Wednesday, May 30, 2012

Kayak Storage Lift

Ok, now I have a new Kayak, needed to figure out where to store the thing when not in use.  Decided to build a kayak lift pulley system in the garage to lift the kayak up to the rafters and out of the way.  Would like to say this went smoothly but took much longer than expected, more to do with me being finicky on how the thing worked,  went through about 5 variations before I settled on the final one, 17' and just enough room in the garage, limited on options due to the garage door mechanisms so had to lift horizontal to garage door but behind the door opener box.

After spending 4k on a new kayak, figured I wanted this lift to have a few failure points, probably went a little overboard but the last thing I want is to all of a sudden have it crashing down and smashed up because I just tied a rope onto it and lifted up the 56lbs.

There are two lift points, 1 on either side of the kayak,  the design for each side is completely the same so will only explain one side,  intially I had one integrated pulley system but figured if anything broke, everything comes down, this way each side works independently and I also put in some redundancy on each side so I feel more confident.

Instructions for each lift:

Used "U" hook fastener which is bolted with 2" lag bolts into the 2x4 rafters, there are two of these bolted down about 12" apart,  on the outside hook I ancored two 5/8 nylon braided ropes using non slip knots, the ropes go through a floating dual sheave pulley (rated 420lbs) this is the part that will attach to the kayak sling, two ropes are then fed back up to the second "U" hook mount point where I have another fixed dual sheave pulley attached to the "U" Hook with a caribiner, the two ropes are then strung across to the far lifting end of the wall and then fed through another fixed dual pulley connected to a "U" hook fastener and then down the wall (this is the part I pull to lift the kayak)  
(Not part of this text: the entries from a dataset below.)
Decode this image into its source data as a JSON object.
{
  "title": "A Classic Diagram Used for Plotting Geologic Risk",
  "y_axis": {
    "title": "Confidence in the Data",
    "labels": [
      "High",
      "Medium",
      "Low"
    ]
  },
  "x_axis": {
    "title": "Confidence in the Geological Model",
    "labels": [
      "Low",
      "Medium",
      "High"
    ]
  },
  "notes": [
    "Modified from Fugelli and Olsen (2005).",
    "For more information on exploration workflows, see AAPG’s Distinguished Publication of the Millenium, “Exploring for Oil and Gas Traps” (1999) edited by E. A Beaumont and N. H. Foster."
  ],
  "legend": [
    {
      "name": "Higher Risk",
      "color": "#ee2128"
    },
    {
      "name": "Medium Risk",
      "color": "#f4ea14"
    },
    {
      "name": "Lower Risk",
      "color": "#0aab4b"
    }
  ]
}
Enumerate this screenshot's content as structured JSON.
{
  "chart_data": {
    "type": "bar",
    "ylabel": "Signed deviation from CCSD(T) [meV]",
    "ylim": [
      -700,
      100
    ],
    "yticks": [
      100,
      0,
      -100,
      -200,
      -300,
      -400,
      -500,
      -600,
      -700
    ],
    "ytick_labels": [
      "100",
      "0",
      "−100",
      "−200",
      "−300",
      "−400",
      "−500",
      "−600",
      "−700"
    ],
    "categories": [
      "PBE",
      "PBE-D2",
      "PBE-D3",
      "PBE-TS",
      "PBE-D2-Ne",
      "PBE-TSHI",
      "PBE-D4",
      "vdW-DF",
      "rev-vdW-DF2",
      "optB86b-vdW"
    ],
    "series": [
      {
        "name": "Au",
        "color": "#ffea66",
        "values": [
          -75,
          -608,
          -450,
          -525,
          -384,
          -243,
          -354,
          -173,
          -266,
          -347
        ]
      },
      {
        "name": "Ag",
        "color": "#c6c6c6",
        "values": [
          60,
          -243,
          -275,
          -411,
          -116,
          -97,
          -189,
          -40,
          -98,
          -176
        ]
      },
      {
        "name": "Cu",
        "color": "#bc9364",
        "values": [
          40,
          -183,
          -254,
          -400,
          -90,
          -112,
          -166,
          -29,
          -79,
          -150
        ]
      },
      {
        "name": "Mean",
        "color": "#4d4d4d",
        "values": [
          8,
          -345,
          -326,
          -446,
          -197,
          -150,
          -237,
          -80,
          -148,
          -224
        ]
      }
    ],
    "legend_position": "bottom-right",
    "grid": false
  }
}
Repeat above steps for opposite side of kayak.  This means that there are 4 independent reports being used, and two for each side, logic being that if 1 rope breaks the other will hopefully hold, hate having one failure point. 

For the sling, I used a locking tie down called the Tieboss, this is a neat tie down becuase it has hook (for connecting to the pulley) and hook on the other side that connects back to the first hook mechanism, hence a loop, ah perfect sling.   Then then used a pool noodle and threaded the tie down rope through that. 

To use, just unhook the sling on one side,  wrap under kayak and connect the hook back up,  walk over and pull the ropes, voila.   I do lift partially and then adjust the kayak on it's side to reduce pressure from hanging 99% of the time.  

As an added precaution, once everything is connected up, i have a length of rope with a caribiner on each end, i connect one side to the kayak security post and the other to the pulley holding the sling, this way, if the sling breaks there is an added link that hopefully will provide some measure of support.

I did play around with automating this, either by some winch system or hooking to the garage door, in the end, it's just easier to pull the ropes to lift and then wrap around a 2x4 bolted to the wall joices to prevent it from slipping down.  

Works very well and very proud of my hack job.